THE REVOLT AGAINST POETIC CONVENTION

THREE times at least, in the history of English literature, has poetry flourished from a prosaic and unpromising soil. Our thirteenth-century lyrics blossomed under an almost impenetrable thicket of homilies and chronicles: our eighteenth-century Age of Reason was also the age of Blake and Burns: midway between them, among the elaborate and conventional moralities of our dullest period, a few native wild-flowers sprang up into spontaneous growth. Lydgate and Occleve had overspread the early half of the fifteenth century with an established method and an established range of topics: with heroic subjects treated in an unheroic manner: with long records in which every tale becomes a sermon and every text is half-obliterated by its commentary. Another step and they would have anticipated Molière's valet, who turned the history of Rome into madrigals. But during the next generation this danger was averted: poetry once more shook off its court-trappings and its embroidered uniform, and recovered, if not grace of movement, at any rate freedom and unconstraint.

The value of Skelton's work is a matter of conflicting opinion.

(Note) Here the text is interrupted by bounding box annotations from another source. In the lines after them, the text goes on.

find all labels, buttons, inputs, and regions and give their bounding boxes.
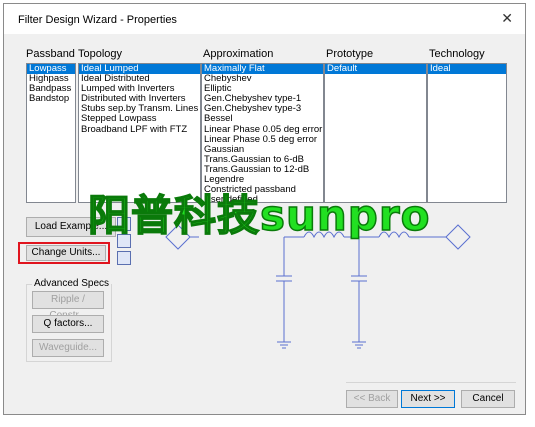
- back-button[interactable]: << Back: [346, 390, 398, 408]
- output-port: [445, 224, 471, 250]
- watermark-text: 阳普科技sunpro: [87, 190, 431, 241]
- next-button[interactable]: Next >>: [401, 390, 455, 408]
- footer-divider: [346, 382, 516, 383]
- cancel-button[interactable]: Cancel: [461, 390, 515, 408]
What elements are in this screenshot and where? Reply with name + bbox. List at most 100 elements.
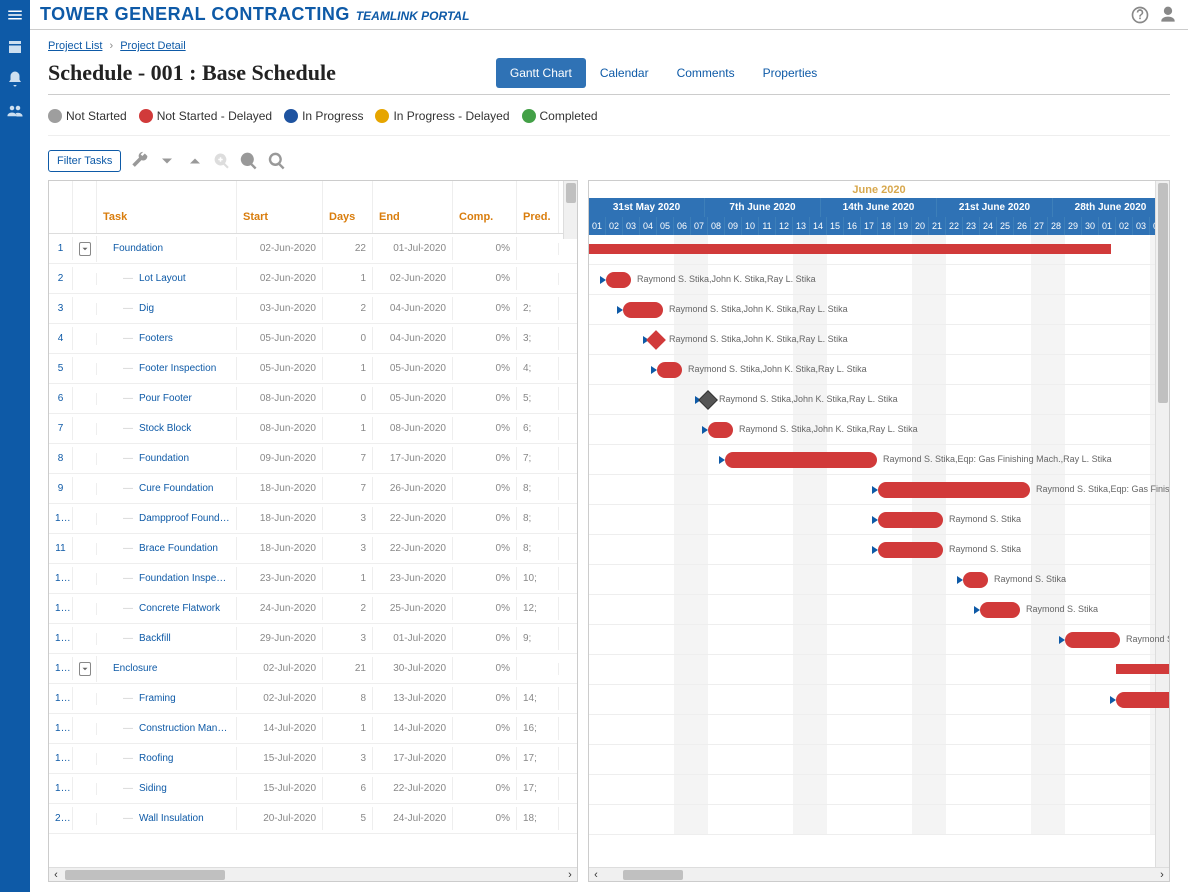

Some critics have decried him; others, like Lowell, have hailed him as our only fifteenthcentury poet. On one point, however, there can be no dispute: that among all mediaeval writers of English verse he was the least conventional. Nothing can be less like the sedate and decorous metres of the time than the vivid breathless doggerel-itself a sort of inspiration-which he seems to have invented, and which at least he habitually employed.